Legalisation of documents from Nigeria for use in the Netherlands
Have your document from Nigeria legalised by the Nigerian Ministry of Foreign Affairs. The Dutch authorities will check and assess your document.
Who can have documents legalised?
Anyone who has one or more documents from Nigeria can have them legalised for use in any part of the Kingdom of the Netherlands:
- the European part of the Netherlands
- St Eustatius
- St Maarten
Requirements for your document
Your document must be original and complete. If the document refers to other documents or annexes, these must be included.
Translation of a document
If your document is not in English, French, German or Dutch you might need to have it translated. The following rules apply:
- Your document must be translated by a sworn translator.
- It must be translated into English, French, German or Dutch.
- If the sworn translator is registered outside the Netherlands, you must also have the translation legalised.
Which documents can be legalised?
You can have various documents legalised, such as diplomas and certificates.

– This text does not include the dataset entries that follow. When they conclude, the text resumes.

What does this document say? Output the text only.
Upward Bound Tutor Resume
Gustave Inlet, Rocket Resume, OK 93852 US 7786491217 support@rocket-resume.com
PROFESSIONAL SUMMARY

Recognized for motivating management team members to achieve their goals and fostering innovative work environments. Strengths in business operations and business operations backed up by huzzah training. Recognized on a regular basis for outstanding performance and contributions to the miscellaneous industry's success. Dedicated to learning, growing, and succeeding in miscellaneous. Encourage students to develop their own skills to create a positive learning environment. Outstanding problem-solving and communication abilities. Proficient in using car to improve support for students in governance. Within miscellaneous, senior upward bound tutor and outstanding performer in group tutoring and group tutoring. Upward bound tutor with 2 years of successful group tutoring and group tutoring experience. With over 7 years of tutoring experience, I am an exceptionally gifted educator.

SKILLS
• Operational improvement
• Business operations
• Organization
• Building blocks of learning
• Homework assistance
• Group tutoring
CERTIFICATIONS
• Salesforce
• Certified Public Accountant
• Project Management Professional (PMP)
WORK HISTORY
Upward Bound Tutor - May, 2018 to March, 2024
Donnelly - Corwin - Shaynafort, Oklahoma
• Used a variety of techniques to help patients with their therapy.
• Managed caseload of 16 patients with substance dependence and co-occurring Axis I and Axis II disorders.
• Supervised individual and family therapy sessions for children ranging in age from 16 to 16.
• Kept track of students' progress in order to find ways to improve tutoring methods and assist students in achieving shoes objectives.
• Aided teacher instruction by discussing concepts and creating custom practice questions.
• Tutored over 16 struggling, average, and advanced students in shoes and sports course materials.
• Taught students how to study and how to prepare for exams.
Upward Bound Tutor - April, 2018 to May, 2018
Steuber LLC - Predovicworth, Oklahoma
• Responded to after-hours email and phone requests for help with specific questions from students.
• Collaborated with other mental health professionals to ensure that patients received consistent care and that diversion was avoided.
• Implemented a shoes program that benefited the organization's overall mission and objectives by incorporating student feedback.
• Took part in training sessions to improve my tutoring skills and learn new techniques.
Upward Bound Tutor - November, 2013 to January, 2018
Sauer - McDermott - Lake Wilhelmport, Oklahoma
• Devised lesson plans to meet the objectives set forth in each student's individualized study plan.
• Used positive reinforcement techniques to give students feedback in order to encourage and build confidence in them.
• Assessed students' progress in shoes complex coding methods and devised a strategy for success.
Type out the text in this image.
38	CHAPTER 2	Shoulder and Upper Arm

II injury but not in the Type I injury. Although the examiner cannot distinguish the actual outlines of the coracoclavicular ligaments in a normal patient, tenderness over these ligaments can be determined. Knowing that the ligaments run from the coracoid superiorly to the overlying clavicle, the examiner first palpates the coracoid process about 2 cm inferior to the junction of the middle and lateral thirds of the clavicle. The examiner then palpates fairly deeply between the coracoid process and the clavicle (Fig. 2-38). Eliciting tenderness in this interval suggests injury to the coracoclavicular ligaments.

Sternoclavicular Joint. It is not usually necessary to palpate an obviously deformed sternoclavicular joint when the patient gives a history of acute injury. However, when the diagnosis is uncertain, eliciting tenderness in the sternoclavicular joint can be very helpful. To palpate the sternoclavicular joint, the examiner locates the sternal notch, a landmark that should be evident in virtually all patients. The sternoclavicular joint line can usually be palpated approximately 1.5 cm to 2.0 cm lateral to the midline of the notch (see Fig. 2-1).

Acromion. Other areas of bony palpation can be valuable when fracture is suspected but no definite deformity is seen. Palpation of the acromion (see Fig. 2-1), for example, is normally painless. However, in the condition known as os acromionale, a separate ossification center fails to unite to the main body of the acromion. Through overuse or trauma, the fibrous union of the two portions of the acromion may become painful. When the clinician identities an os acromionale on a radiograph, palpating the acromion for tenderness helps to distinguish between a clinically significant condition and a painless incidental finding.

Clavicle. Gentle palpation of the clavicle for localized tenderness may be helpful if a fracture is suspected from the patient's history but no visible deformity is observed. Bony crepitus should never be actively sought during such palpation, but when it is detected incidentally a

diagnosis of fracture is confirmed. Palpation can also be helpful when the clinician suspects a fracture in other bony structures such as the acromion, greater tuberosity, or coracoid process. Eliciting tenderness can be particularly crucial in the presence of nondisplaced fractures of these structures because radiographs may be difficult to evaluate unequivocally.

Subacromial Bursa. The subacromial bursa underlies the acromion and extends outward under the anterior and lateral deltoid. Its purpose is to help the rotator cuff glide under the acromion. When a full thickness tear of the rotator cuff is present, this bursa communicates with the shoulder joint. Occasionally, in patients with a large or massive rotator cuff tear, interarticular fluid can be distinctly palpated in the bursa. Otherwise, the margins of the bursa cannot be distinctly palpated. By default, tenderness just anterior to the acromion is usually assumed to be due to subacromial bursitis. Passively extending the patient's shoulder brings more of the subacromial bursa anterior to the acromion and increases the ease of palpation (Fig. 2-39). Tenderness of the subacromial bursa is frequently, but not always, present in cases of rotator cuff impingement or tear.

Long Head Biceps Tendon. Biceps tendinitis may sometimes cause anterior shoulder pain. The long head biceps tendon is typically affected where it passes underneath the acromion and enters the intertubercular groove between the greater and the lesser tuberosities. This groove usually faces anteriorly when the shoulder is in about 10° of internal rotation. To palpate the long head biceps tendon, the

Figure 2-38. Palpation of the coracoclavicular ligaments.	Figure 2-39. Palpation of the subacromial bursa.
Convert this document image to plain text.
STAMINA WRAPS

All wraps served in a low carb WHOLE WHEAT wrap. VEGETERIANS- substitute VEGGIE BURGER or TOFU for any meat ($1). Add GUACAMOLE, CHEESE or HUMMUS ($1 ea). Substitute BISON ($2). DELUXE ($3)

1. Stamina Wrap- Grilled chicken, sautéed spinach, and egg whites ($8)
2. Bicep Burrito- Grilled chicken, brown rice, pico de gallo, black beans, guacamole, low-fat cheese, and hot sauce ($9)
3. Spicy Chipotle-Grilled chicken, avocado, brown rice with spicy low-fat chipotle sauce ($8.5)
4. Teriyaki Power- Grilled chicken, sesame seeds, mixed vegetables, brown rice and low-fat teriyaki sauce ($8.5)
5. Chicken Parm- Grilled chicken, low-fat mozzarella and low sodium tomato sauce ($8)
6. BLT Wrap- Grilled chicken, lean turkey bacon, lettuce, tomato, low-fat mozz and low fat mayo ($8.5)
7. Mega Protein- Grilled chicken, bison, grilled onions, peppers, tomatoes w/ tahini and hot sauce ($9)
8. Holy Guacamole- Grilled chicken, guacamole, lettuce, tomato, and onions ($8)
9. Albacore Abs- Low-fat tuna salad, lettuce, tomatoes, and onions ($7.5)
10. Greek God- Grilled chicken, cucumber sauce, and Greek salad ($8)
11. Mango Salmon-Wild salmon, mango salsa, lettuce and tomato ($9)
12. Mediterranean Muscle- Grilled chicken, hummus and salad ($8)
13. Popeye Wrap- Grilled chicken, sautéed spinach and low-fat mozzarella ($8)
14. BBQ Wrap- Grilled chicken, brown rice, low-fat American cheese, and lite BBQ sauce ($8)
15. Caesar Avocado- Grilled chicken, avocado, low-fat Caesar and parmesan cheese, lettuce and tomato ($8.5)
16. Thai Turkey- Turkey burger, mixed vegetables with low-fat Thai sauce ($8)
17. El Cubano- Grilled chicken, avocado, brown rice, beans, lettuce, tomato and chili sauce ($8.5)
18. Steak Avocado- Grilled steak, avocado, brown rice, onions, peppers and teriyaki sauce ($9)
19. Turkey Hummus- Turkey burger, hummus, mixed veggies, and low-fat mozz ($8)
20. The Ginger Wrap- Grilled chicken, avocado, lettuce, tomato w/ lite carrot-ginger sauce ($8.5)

The most common documents are extracts from civil status records:
Birth certificate and photocopy
If you want to use your birth certificate in the Netherlands, you will need one of the following documents:
- the original birth certificate issued by the National Population Commission (NPC)
- a legalised photocopy of the certificate
The NPC is the only authority that can issue birth certificates. Have your document legalised by the Nigerian Ministry of Foreign Affairs.
Unregistered births before 14 December 1992: age declaration
(statutory declaration of age/age declaration affidavit)
If you were born before 14 December 1992 and your birth was never legally registered with the local government authorities (LGA), you will need the following 2 documents if you want to use your birth certificate in the Netherlands:
- an age declaration issued by the High Court in the state where you live or most recently lived.
Please note: Make sure the declaration includes your parents' names. Leave the photographs on the document. If the photos have been removed from the declaration, it will not be accepted as proof by a Dutch municipality or the Immigration and Naturalisation Service (IND).
- a covering letter from the NPC. This letter states your parents' names.
If you were born between 14 December 1992 and 1 January 1995 and your birth was legally registered with the local government area (LGA) authorities, you will need to provide a certified true copy of the LGA registration document.
Certificate of unmarried status
To prove you are unmarried, you will need the following 2 documents:
- an affidavit of bachelorhood/an affidavit of spinsterhood. You can get this document from the High Court in the state where you live or most recently lived;
- an attestation of marital status. You can get this document from the local authorities in the place where you live or most recently lived.
You can get this document from the local authorities in the place where you got married. The authorities also issue certified true copies of marriage certificates, but the IND and Dutch municipalities will only accept the original certificate with the signatures of the marriage partners and their witnesses.
Ask the Nigerian authorities where you can get this document.
You can get this document from the NPC. The NPC is the only authority that can issue death certificates.
Where to get your document legalised
Have your document legalised by the Nigerian Ministry of Foreign Affairs. Once your document has been legalised by the Nigerian authorities it can be used in the Kingdom of the Netherlands.
Assistance from the CDC in The Hague
The Consular Service Centre (CDC) can help Dutch nationals apply for documents or have documents legalised.
Verification of your document in the Netherlands
The stamp or sticker on your document means only that the correct signature is on your document. It does not prove that the content is correct or that the document is authentic. A municipality in the Netherlands, the Immigration and Naturalisation Service (IND) or another authority may decide to check this.